1/3 cup nuoc cham (recipe below)
1⁄4 cup coconut cream
3 tsp chilli paste (recipe below)
Juice of 1 lime
3 large heirloom tomatoes 480g fresh sliced kingfish
1 cup mixed cherry tomatoes, halved
A handful of mint leaves
A handful of coriander leaves
1 red chilli, thinly sliced
1/4 cup freshly grated coconut/ freeze-dried coconut
Flaky sea salt
1. To make the kingfish dressing, place the ingredients in a
small bowl and whisk until well combined.
2. Slice the tomatoes into discs. Assemble the plate in this order: tomatoes, slices of kingfish and cherry tomatoes. Drizzle the dressing over and garnish with the mint and coriander leaves, sliced chilli and coconut.
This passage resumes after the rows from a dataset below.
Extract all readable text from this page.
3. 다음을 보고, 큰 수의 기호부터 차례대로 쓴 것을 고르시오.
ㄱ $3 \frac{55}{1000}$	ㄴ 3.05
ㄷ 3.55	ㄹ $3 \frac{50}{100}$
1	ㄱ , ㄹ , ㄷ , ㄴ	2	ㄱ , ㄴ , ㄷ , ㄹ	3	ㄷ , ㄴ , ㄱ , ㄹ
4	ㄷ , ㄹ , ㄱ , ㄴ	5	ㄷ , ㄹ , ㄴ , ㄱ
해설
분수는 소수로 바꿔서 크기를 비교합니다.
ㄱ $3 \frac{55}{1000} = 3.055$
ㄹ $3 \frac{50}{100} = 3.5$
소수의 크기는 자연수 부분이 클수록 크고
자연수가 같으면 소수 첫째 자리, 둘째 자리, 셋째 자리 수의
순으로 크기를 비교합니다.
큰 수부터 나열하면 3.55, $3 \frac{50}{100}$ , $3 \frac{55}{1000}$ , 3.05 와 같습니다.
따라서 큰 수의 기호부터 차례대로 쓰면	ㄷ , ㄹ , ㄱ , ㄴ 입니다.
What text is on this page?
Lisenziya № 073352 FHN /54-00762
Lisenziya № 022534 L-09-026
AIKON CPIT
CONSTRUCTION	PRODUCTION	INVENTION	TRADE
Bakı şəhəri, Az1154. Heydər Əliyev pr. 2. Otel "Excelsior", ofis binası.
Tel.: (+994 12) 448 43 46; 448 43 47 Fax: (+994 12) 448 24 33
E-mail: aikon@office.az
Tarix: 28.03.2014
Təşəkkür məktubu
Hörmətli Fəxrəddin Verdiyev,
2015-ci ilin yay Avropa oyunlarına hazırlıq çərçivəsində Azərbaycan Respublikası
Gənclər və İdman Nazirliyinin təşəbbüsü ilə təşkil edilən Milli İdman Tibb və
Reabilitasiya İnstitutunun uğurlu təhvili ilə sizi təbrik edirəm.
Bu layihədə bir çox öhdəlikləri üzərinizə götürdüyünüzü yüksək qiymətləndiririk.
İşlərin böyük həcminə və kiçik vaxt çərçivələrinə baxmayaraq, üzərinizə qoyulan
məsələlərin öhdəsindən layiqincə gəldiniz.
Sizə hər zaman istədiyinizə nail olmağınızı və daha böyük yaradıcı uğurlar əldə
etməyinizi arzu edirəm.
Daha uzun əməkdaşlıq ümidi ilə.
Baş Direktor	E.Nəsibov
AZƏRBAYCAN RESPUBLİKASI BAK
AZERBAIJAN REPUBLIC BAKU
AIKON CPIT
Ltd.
3. Sprinkle with sea salt.
MAKES JUST UNDER 1⁄2 CUP INGREDIENTS
2 tbs sugar
2 tbs white vinegar
2 tbs fish sauce
2 tbs water
Squeeze of lime juice
Whisk all of the ingredients together until the sugar is dissolved.
MAKES 3⁄4 CUP INGREDIENTS
20 dried red chilli
6 cloves garlic
60ml wine vinegar
Place all the ingredients in a food processor and blitz to a smooth paste.